5. Public-Private Financing
Finally, the Evil Lord doesn’t have to go it alone. She can enlist a private corporation – in fact, another Evil Lord’s corporation – to invest in part of the project in return for future profits. The private corporation owns a certain percentage of the Evil Lord’s Iconic Dungeon for some contractual length of time (15, 30, 100 years). The government raises more money for the project than their current tax receipts or the bond limits. The government can build bigger, grander, and cheaper. The corporation shares in the longer-term rewards.
Pros:
- The Evil Lord can raise huge sums of money for even bigger, gaudier, sillier evil dungeon projects.
- A completely different Evil Lord (or multiple Evil Lords) now has skin in the game. They’re ready allies against meddling player characters with their own legions of evil.
- Prudence? Who cares about prudence. Let’s build a thing! And crenellate that sucker! Gold crenellations all the way down!
- So much graft! If the project wasn’t full of graft and kickbacks before, wait until a corporation receives greater than the bond coupon in return for its investment!
- No reason for the project to ever complete. As long as the corporation pumps cash into the Evil Lord’s scheme, the corporation has the Evil Lord right where she wants her. And, he makes money off the deal.

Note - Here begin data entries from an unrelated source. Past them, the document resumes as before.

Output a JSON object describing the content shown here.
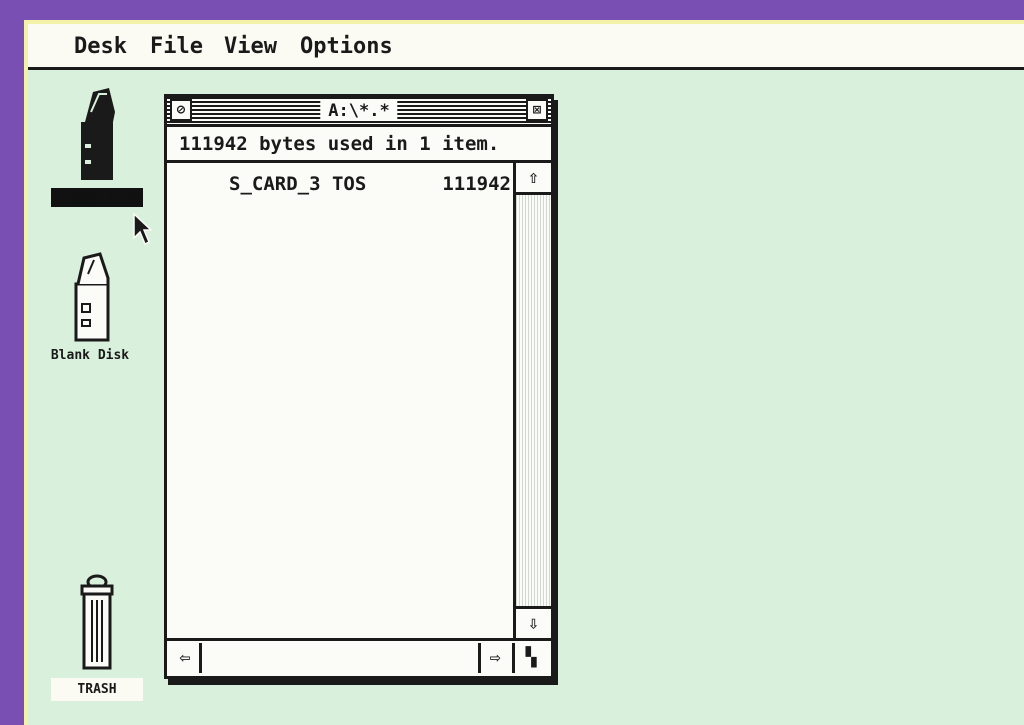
{
  "menubar": {
    "items": [
      {
        "label": "Desk"
      },
      {
        "label": "File"
      },
      {
        "label": "View"
      },
      {
        "label": "Options"
      }
    ]
  },
  "desktop": {
    "icons": [
      {
        "label": "Floppy Disk",
        "selected": true
      },
      {
        "label": "Blank Disk",
        "selected": false
      },
      {
        "label": "TRASH",
        "selected": false
      }
    ]
  },
  "window": {
    "title": "A:\\*.*",
    "closer_glyph": "⊘",
    "fuller_glyph": "⊠",
    "info": "111942 bytes used in 1 item.",
    "files": [
      {
        "name": "S_CARD_3 TOS",
        "size": "111942"
      }
    ],
    "scroll_up_glyph": "⇧",
    "scroll_down_glyph": "⇩",
    "scroll_left_glyph": "⇦",
    "scroll_right_glyph": "⇨",
    "sizer_glyph": "▚"
  },
  "colors": {
    "desktop": "#d8f0dc",
    "frame": "#7a4fb3",
    "ink": "#1a1a1a"
  }
}
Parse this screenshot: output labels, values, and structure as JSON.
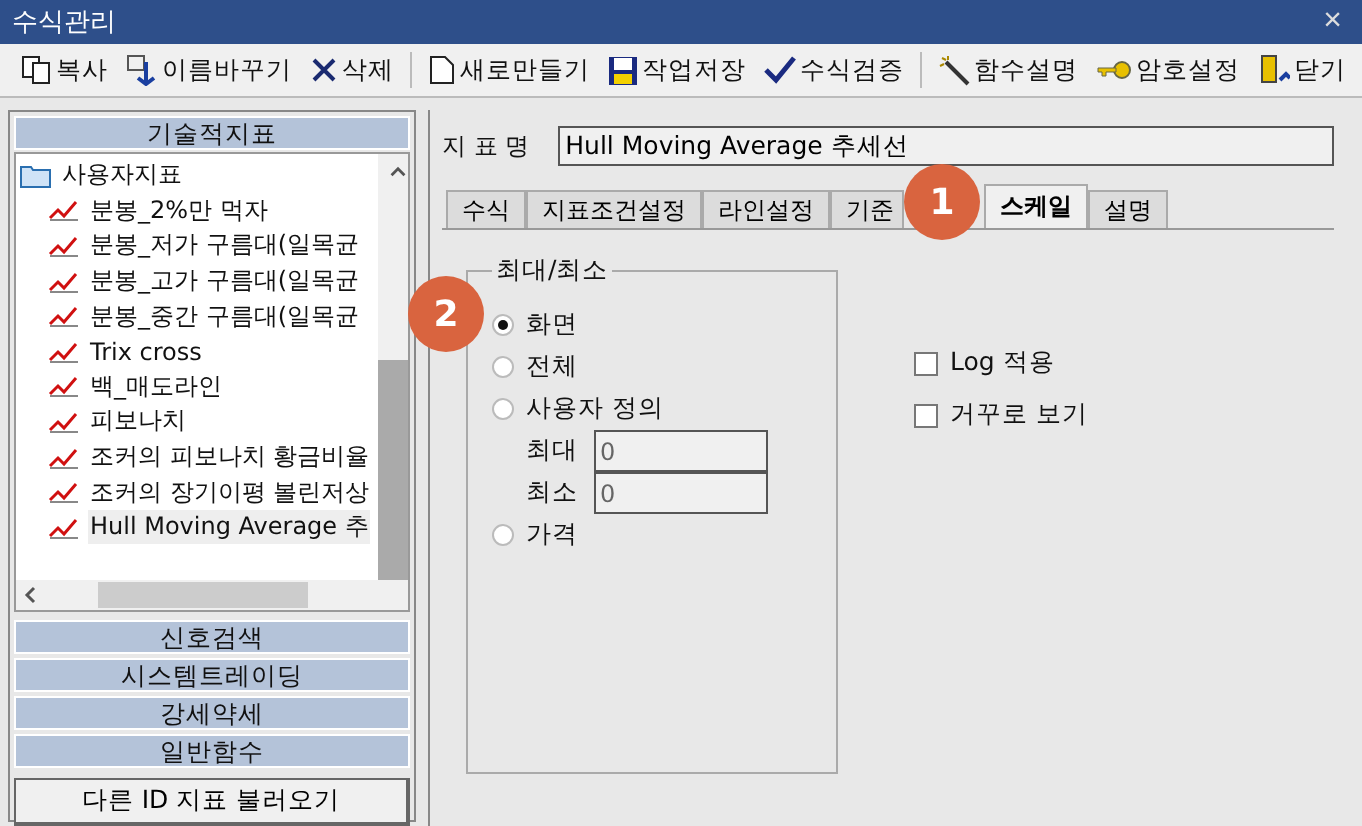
{
  "window": {
    "title": "수식관리",
    "close": "×"
  },
  "toolbar": [
    {
      "label": "복사",
      "kind": "copy"
    },
    {
      "label": "이름바꾸기",
      "kind": "rename"
    },
    {
      "label": "삭제",
      "kind": "delete"
    },
    {
      "label": "새로만들기",
      "kind": "new"
    },
    {
      "label": "작업저장",
      "kind": "save"
    },
    {
      "label": "수식검증",
      "kind": "verify"
    },
    {
      "label": "함수설명",
      "kind": "wand"
    },
    {
      "label": "암호설정",
      "kind": "key"
    },
    {
      "label": "닫기",
      "kind": "exit"
    }
  ],
  "sidebar": {
    "header": "기술적지표",
    "tree": {
      "label": "사용자지표",
      "children": [
        {
          "label": "분봉_2%만 먹자",
          "selected": false
        },
        {
          "label": "분봉_저가 구름대(일목균",
          "selected": false
        },
        {
          "label": "분봉_고가 구름대(일목균",
          "selected": false
        },
        {
          "label": "분봉_중간 구름대(일목균",
          "selected": false
        },
        {
          "label": "Trix cross",
          "selected": false
        },
        {
          "label": "백_매도라인",
          "selected": false
        },
        {
          "label": "피보나치",
          "selected": false
        },
        {
          "label": "조커의 피보나치 황금비율",
          "selected": false
        },
        {
          "label": "조커의 장기이평 볼린저상",
          "selected": false
        },
        {
          "label": "Hull Moving Average 추",
          "selected": true
        }
      ]
    },
    "categories": [
      "신호검색",
      "시스템트레이딩",
      "강세약세",
      "일반함수"
    ],
    "load_button": "다른 ID 지표 불러오기"
  },
  "indicator": {
    "label": "지 표 명",
    "value": "Hull Moving Average 추세선"
  },
  "tabs": [
    {
      "label": "수식",
      "selected": false
    },
    {
      "label": "지표조건설정",
      "selected": false
    },
    {
      "label": "라인설정",
      "selected": false
    },
    {
      "label": "기준",
      "selected": false
    },
    {
      "label": "스케일",
      "selected": true
    },
    {
      "label": "설명",
      "selected": false
    }
  ],
  "scale": {
    "group_title": "최대/최소",
    "options": [
      {
        "label": "화면",
        "selected": true
      },
      {
        "label": "전체",
        "selected": false
      },
      {
        "label": "사용자 정의",
        "selected": false
      },
      {
        "label": "가격",
        "selected": false
      }
    ],
    "max": {
      "label": "최대",
      "value": "0"
    },
    "min": {
      "label": "최소",
      "value": "0"
    },
    "checks": [
      {
        "label": "Log 적용",
        "checked": false
      },
      {
        "label": "거꾸로 보기",
        "checked": false
      }
    ]
  },
  "callouts": [
    "1",
    "2"
  ]
}
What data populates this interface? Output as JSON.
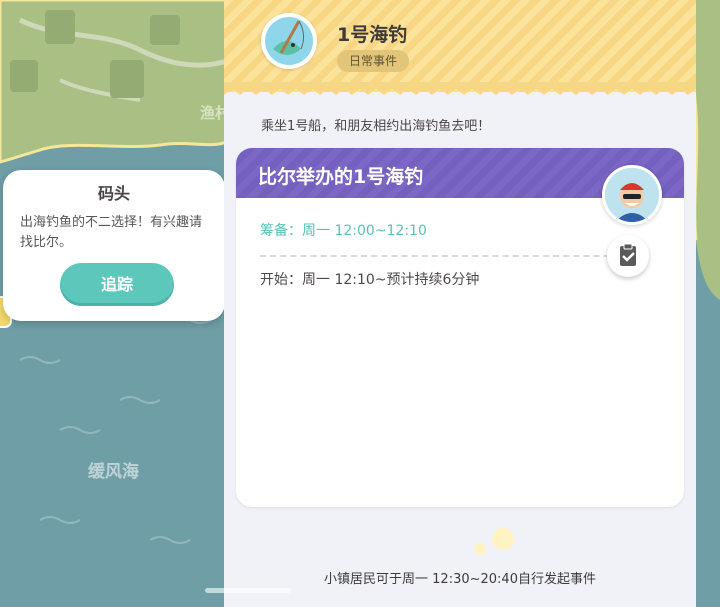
{
  "map": {
    "labels": {
      "fishing_village": "渔村",
      "sea": "缓风海"
    }
  },
  "dock_popup": {
    "title": "码头",
    "description": "出海钓鱼的不二选择！有兴趣请找比尔。",
    "track_label": "追踪"
  },
  "event": {
    "title": "1号海钓",
    "tag": "日常事件",
    "intro": "乘坐1号船，和朋友相约出海钓鱼去吧！",
    "icon": "fish-rod-icon",
    "session": {
      "title": "比尔举办的1号海钓",
      "prep": "筹备：周一 12:00~12:10",
      "start": "开始：周一 12:10~预计持续6分钟",
      "host_avatar": "bill-avatar",
      "action_icon": "clipboard-check-icon"
    },
    "footer": "小镇居民可于周一 12:30~20:40自行发起事件"
  },
  "colors": {
    "accent_teal": "#5ec7bc",
    "header_purple": "#7c66c6",
    "header_yellow": "#f8d784",
    "tag_gold": "#e3c57a"
  }
}
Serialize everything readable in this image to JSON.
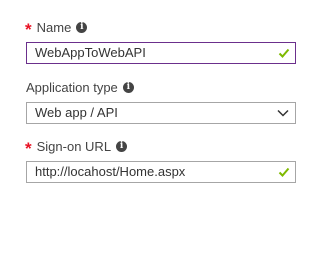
{
  "name_field": {
    "label": "Name",
    "required_marker": "*",
    "value": "WebAppToWebAPI"
  },
  "app_type_field": {
    "label": "Application type",
    "selected": "Web app / API"
  },
  "signon_field": {
    "label": "Sign-on URL",
    "required_marker": "*",
    "value": "http://locahost/Home.aspx"
  },
  "icons": {
    "info": "info-icon",
    "valid": "checkmark-icon",
    "dropdown": "chevron-down-icon"
  },
  "colors": {
    "required": "#e81123",
    "valid_check": "#7fba00",
    "focus_border": "#6b2f8c"
  }
}
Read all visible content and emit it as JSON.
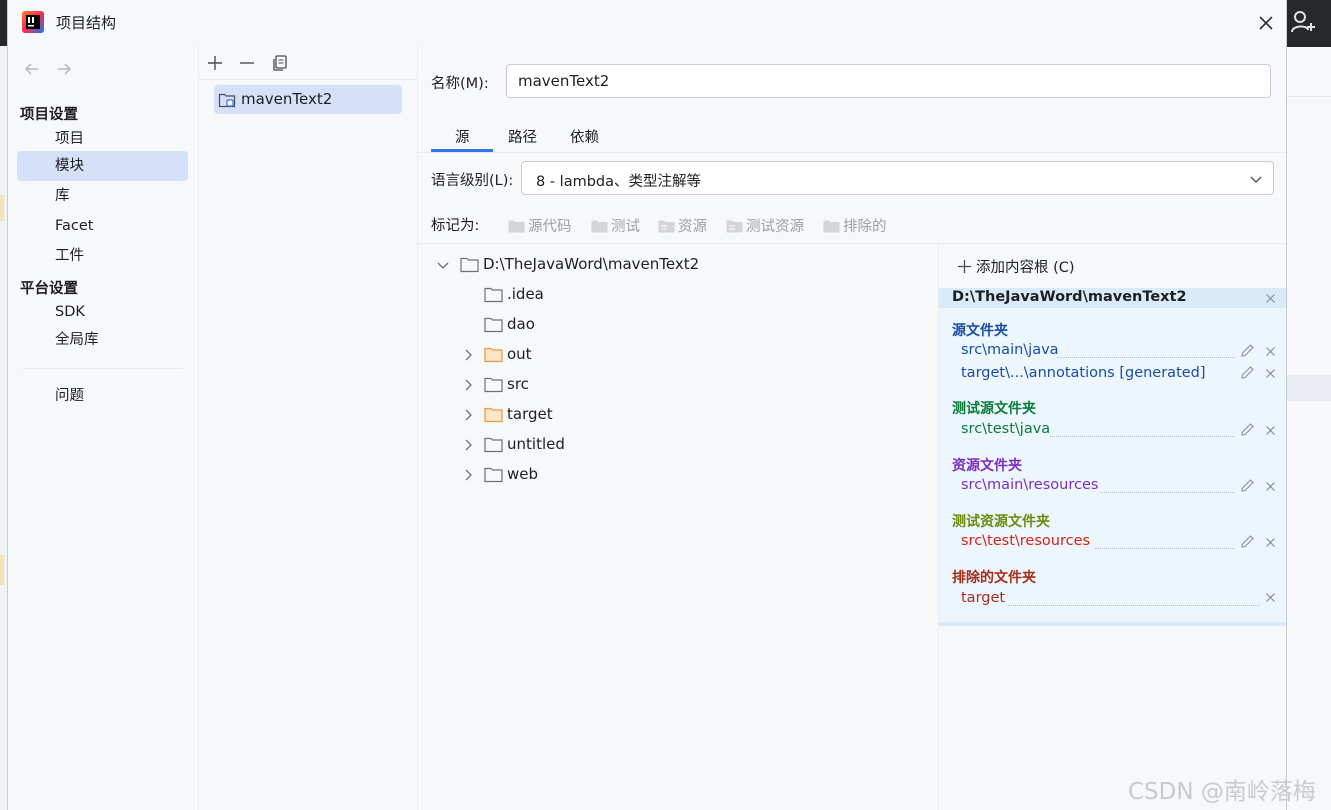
{
  "window": {
    "title": "项目结构"
  },
  "nav": {
    "project_settings_header": "项目设置",
    "project_settings_items": [
      "项目",
      "模块",
      "库",
      "Facet",
      "工件"
    ],
    "selected": "模块",
    "platform_settings_header": "平台设置",
    "platform_settings_items": [
      "SDK",
      "全局库"
    ],
    "problems": "问题"
  },
  "modules": {
    "items": [
      "mavenText2"
    ]
  },
  "name_field": {
    "label": "名称(M):",
    "value": "mavenText2"
  },
  "tabs": {
    "items": [
      "源",
      "路径",
      "依赖"
    ],
    "active": "源"
  },
  "language_level": {
    "label": "语言级别(L):",
    "value": "8 - lambda、类型注解等"
  },
  "mark_as": {
    "label": "标记为:",
    "buttons": [
      "源代码",
      "测试",
      "资源",
      "测试资源",
      "排除的"
    ]
  },
  "tree": {
    "root": "D:\\TheJavaWord\\mavenText2",
    "children": [
      {
        "name": ".idea",
        "expandable": false,
        "color": "gray"
      },
      {
        "name": "dao",
        "expandable": false,
        "color": "gray"
      },
      {
        "name": "out",
        "expandable": true,
        "color": "orange"
      },
      {
        "name": "src",
        "expandable": true,
        "color": "gray"
      },
      {
        "name": "target",
        "expandable": true,
        "color": "orange"
      },
      {
        "name": "untitled",
        "expandable": true,
        "color": "gray"
      },
      {
        "name": "web",
        "expandable": true,
        "color": "gray"
      }
    ]
  },
  "content_roots": {
    "add_label": "添加内容根 (C)",
    "root_path": "D:\\TheJavaWord\\mavenText2",
    "groups": [
      {
        "title": "源文件夹",
        "color": "#174ea6",
        "entries": [
          "src\\main\\java",
          "target\\...\\annotations [generated]"
        ]
      },
      {
        "title": "测试源文件夹",
        "color": "#0a7d3b",
        "entries": [
          "src\\test\\java"
        ]
      },
      {
        "title": "资源文件夹",
        "color": "#7b2fbe",
        "entries": [
          "src\\main\\resources"
        ]
      },
      {
        "title": "测试资源文件夹",
        "color": "#6a8d12",
        "entries": [
          "src\\test\\resources"
        ]
      },
      {
        "title": "排除的文件夹",
        "color": "#a3311a",
        "entries": [
          "target"
        ]
      }
    ]
  },
  "watermark": "CSDN @南岭落梅"
}
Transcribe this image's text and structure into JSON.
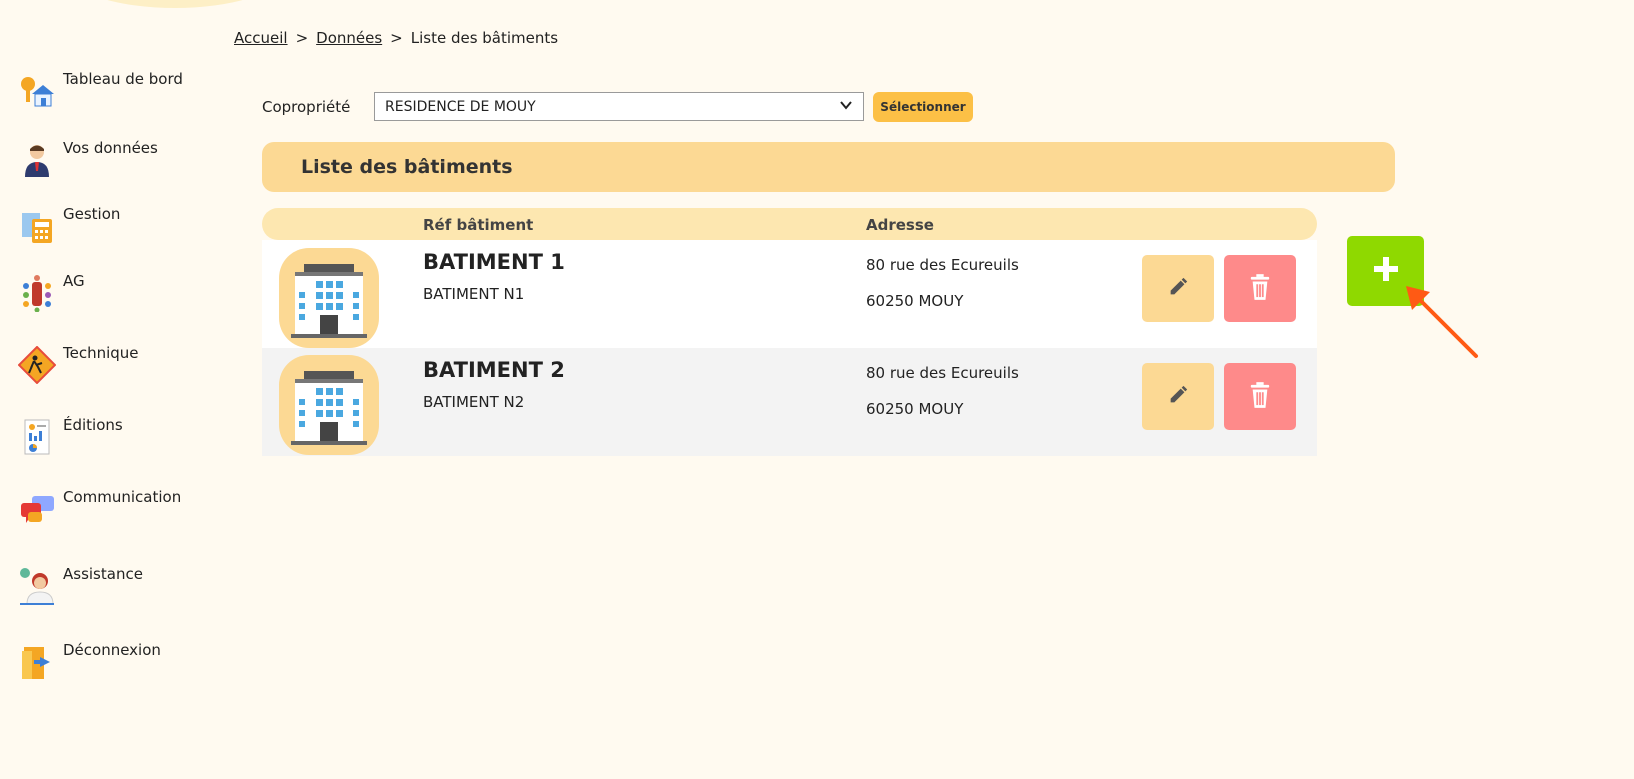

- For the next (15, 30, 100) years, the corporation will monetize the hell out of the Evil Lord’s dungeon. Player characters will have to pay for fighting monsters. Corporations will fill dungeons with “In Dungeon Purchases.” Want to get to the next Evil level? Pay 1000 gold.
In Quick Conclusion
The Evil Lord the player characters fight is likely up to debt to her eyeballs. Evil is expensive. Golden, gaudy evil even more expensive. Want to hit the Evil Lord where it hurts? Go into banking and offer her a loan to pay for her evil schemes. It’ll be quicker, safer, and more lucrative than getting suited up in armor and pulling off one-man heroics.